Inside, dozens of workers make adjustments to the miles of pipes and hydraulic lines, inspect "reverse assembly" machines in airtight chambers, and check multicolored computer screens and closed-circuit televisions that will monitor 15,000 working components.

Not far away is the waste the plant will burn: bulk containers of chemicals in a storage yard; rockets, artillery shells and other munitions filled with nerve and mustard agents in 208 earthen bunkers. In all the site houses more than 12,000 tons, the largest U.S. stockpile of chemical weapons.

The path to destruction is mostly automated.

For example, machines in "explosive-containment" rooms will disassemble the munitions and drain them of liquid agents. The liquids, metal containers, explosive innards and packing material to separate furnaces.

A powerful ventilation system will draw air from the less toxic to the more toxic areas, before sending it through a bank of charcoal filters.

Exhaust gases from the furnaces will be cooled, scrubbed of particles and acidic compounds, and sent through fabric filters.

'Congress is watching'

The Army's plan to build as many as seven other incinerators from Alabama to Oregon turns on the performance of the Utah plant.

"Congress is watching. The world is watching," says Veronica Kuras, an Army employee who must ensure the protection of the 400 workers at the Tooele plant and surrounding populations.

The Army says the recent accident at Johnston Island was the second time in four years of operation that lethal agent was released from the plant's smokestack. Workers apparently did not fully purge the agent from a line that leads to the liquid incinerator, which had been shut down for maintenance.

'Zero effect program'

The plant is not allowed to release more than 52 parts of GB per trillion parts of air averaged over an hour. Eighteen times that was detected in the stack initially, then the concentration decreased rapidly, the Army says.
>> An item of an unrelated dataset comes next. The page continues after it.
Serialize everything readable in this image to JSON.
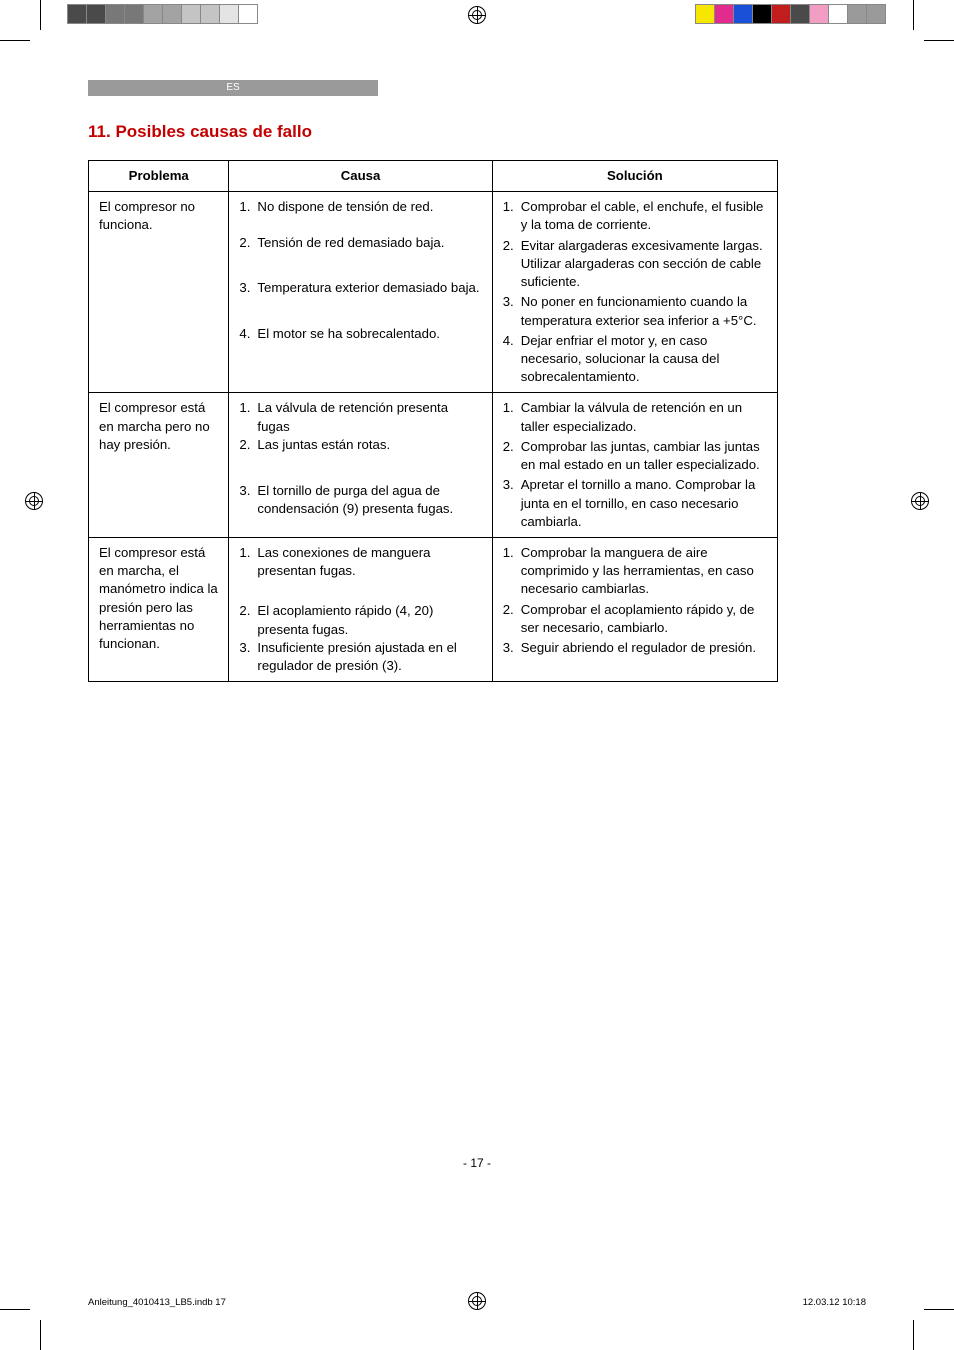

Design changes would prevent a similar release at Tooele or other plants that may be built, the Army says.

Charles Baronian, civilian manager of the Army's chemical weapons disposal program, which is based at Aberdeen, says the effort is "basically a zero defect program. Any amount of agent in the stack is unacceptable."

"It just goes to show that they are far from getting all the bugs worked out," James Harmon, an engineer who is fighting a similar incinerator in Alabama, says of the recent accident.

"Had the Johnston Island leak been worse, and had there been fatalities among workers, this program is dead in the water," says Craig Williams, a Vietnam War veteran fighting the Army's incineration plan.

Mr. Williams is a leader of a diverse corps of people second-guessing the Army at every turn.